Prisoner ‘Exchange’ With Hezbollah Contrasts Values

Sometimes, headlines tell the whole story. It’s often the case with the harsh reality of “prisoner exchanges” between the democratic State of Israel and terrorist groups like Hamas, Hezbollah and Fatah.

“ISRAEL WILL FREE TRIPLE-MURDERER IN SWAP” was last Wednesday’s headline in the St. Louis Post-Dispatch, atop an Associated Press story describing the disturbing and harsh terms that Israel accepted to recover the remains of Ehud Goldwasser and Eldad Regev. The two Israeli soldiers were kidnapped in 2006 by Hezbollah terrorists in a cross-border raid from Lebanon.


That kidnapping, along with another by Hamas from Gaza of Gilad Shalit, who is believed to be still alive, triggered a 34-day war between Israel and Hezbollah. In exchange for Goldwasser’s and Regev’s bodies, Israel released Samir Kantar, who was responsible for the cold-blooded murder of three Israeli civilians in the coastal town of Nahariya. Kantar received a “hero’s welcome” in Beirut when he returned to Lebanon. Kantar brutally shot to death Daniel Haran in front of his four-year-old daughter, and smashed the child’s skull against a rock with the butt of his rifle. The attack is described by the Associated Press as “one of the most notorious attacks in Israeli history.”

In addition to freeing Kantar, who had to be pardoned by Israeli President Shimon Peres to make his release “legal,” Israel agreed to release four other Lebanese prisoners and hand over the bodies of 199 Lebanese and Palestinian fighters killed in clashes over the years. The deal was extremely painful for Israel, especially for the families of the slain soldiers. Worse, it provided a major propaganda victory for Hezbollah, which has gained veto power over the weak new government in Lebanon.
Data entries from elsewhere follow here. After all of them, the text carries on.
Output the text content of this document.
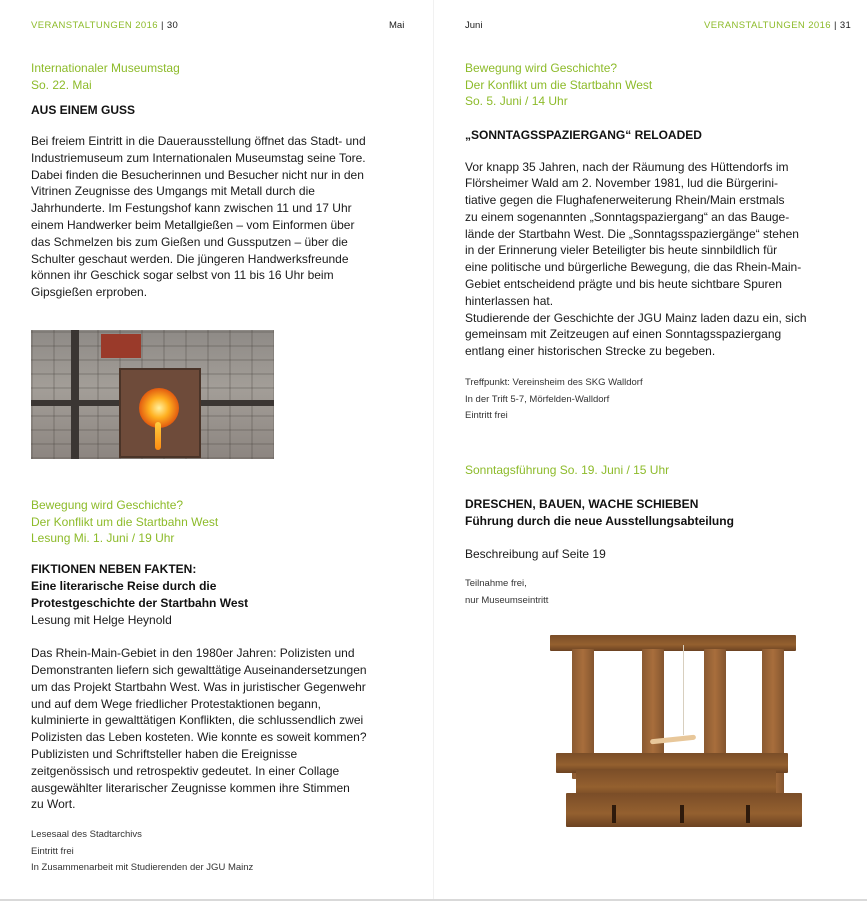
VERANSTALTUNGEN 2016 | 30	Mai
Internationaler Museumstag
So. 22. Mai
AUS EINEM GUSS
Bei freiem Eintritt in die Dauerausstellung öffnet das Stadt- und
Industriemuseum zum Internationalen Museumstag seine Tore.
Dabei finden die Besucherinnen und Besucher nicht nur in den
Vitrinen Zeugnisse des Umgangs mit Metall durch die
Jahrhunderte. Im Festungshof kann zwischen 11 und 17 Uhr
einem Handwerker beim Metallgießen – vom Einformen über
das Schmelzen bis zum Gießen und Gussputzen – über die
Schulter geschaut werden. Die jüngeren Handwerksfreunde
können ihr Geschick sogar selbst von 11 bis 16 Uhr beim
Gipsgießen erproben.
Bewegung wird Geschichte?
Der Konflikt um die Startbahn West
Lesung Mi. 1. Juni / 19 Uhr
FIKTIONEN NEBEN FAKTEN:
Eine literarische Reise durch die
Protestgeschichte der Startbahn West
Lesung mit Helge Heynold
Das Rhein-Main-Gebiet in den 1980er Jahren: Polizisten und
Demonstranten liefern sich gewalttätige Auseinandersetzungen
um das Projekt Startbahn West. Was in juristischer Gegenwehr
und auf dem Wege friedlicher Protestaktionen begann,
kulminierte in gewalttätigen Konflikten, die schlussendlich zwei
Polizisten das Leben kosteten. Wie konnte es soweit kommen?
Publizisten und Schriftsteller haben die Ereignisse
zeitgenössisch und retrospektiv gedeutet. In einer Collage
ausgewählter literarischer Zeugnisse kommen ihre Stimmen
zu Wort.
Lesesaal des Stadtarchivs
Eintritt frei
In Zusammenarbeit mit Studierenden der JGU Mainz
Juni	VERANSTALTUNGEN 2016 | 31
Bewegung wird Geschichte?
Der Konflikt um die Startbahn West
So. 5. Juni / 14 Uhr
„SONNTAGSSPAZIERGANG“ RELOADED
Vor knapp 35 Jahren, nach der Räumung des Hüttendorfs im
Flörsheimer Wald am 2. November 1981, lud die Bürgerini-
tiative gegen die Flughafenerweiterung Rhein/Main erstmals
zu einem sogenannten „Sonntagspaziergang“ an das Bauge-
lände der Startbahn West. Die „Sonntagsspaziergänge“ stehen
in der Erinnerung vieler Beteiligter bis heute sinnbildlich für
eine politische und bürgerliche Bewegung, die das Rhein-Main-
Gebiet entscheidend prägte und bis heute sichtbare Spuren
hinterlassen hat.
Studierende der Geschichte der JGU Mainz laden dazu ein, sich
gemeinsam mit Zeitzeugen auf einen Sonntagsspaziergang
entlang einer historischen Strecke zu begeben.
Treffpunkt: Vereinsheim des SKG Walldorf
In der Trift 5-7, Mörfelden-Walldorf
Eintritt frei
Sonntagsführung So. 19. Juni / 15 Uhr
DRESCHEN, BAUEN, WACHE SCHIEBEN
Führung durch die neue Ausstellungsabteilung
Beschreibung auf Seite 19
Teilnahme frei,
nur Museumseintritt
The Lebanese government announced that last Wednesday would be national holiday “to celebrate the liberation of prisoners from the jails of the Israeli enemy and the return of the remains of martyrs.” Hassan Nasrallah, the Hezbollah leader, delivered a major speech at what was a “massive celebration in the group’s stronghold south of Beirut,” the AP reported. Hezbollah has boasted that the original motive for the kidnapping of the two Israeli soldiers was to obtain the release of their “hero” Samir Kantar.

Reports say the prisoner “swap” was brokered with the help of a German secret agent, who worked 18 months to facilitate the exchange.

It is more than distressing that Israel, which places the highest value on recovering its captured soldiers or their remains, once again found it necessary to free vicious, cold-blooded terrorists, only to be confronted with the reality that the true heroes, Ehud Goldwasser and Eldad Regev, were dead. A full investigation must be launched into the cause of the soldiers’ deaths. The families of the two dead Israeli soldiers have not gained anything like “closure” in the exchange, other than having final confirmation that their sons and husbands are no longer alive, and could receive decent burials.

In a previous exchange in 1985, Kozo Okamoto, the Japanese Red Army terrorist responsible for killing 26 people at Ben-Gurion International Airport in 1972, was freed, along with 1,050 Palestinian terrorists, in exchange for the release of three Israeli soldiers.

We don’t expect the United Nations Security Council, which frequently approves resolutions condemning Israel for any alleged infraction, to adopt or even consider a resolution condemning the government of Lebanon for officially declaring a “national celebration holiday” to welcome home the terrorist responsible for one of the most horrific acts of terrorism in the history of the region.

It has always been, and always will be, Israel’s policy to make every effort to obtain the release of its captive soldiers, or their remains, even if it has to agree to absurdly harsh terms. The Jewish State is guided by the value in the Talmud that “to save a single life is as though one is saving the entire world.” The Israel Defense Forces’ policy has always been to never leave soldiers or their remains behind, and when they are captured to make every effort to free them. In this instance, as in previous cases, the price Israel had to pay was extreme.

We can only hope that the families of the Israeli soldiers will start a healing process. We also recognize and deeply regret the fact that Israel’s value of recovering its soldiers allowed Hezbollah to once again get away with murder.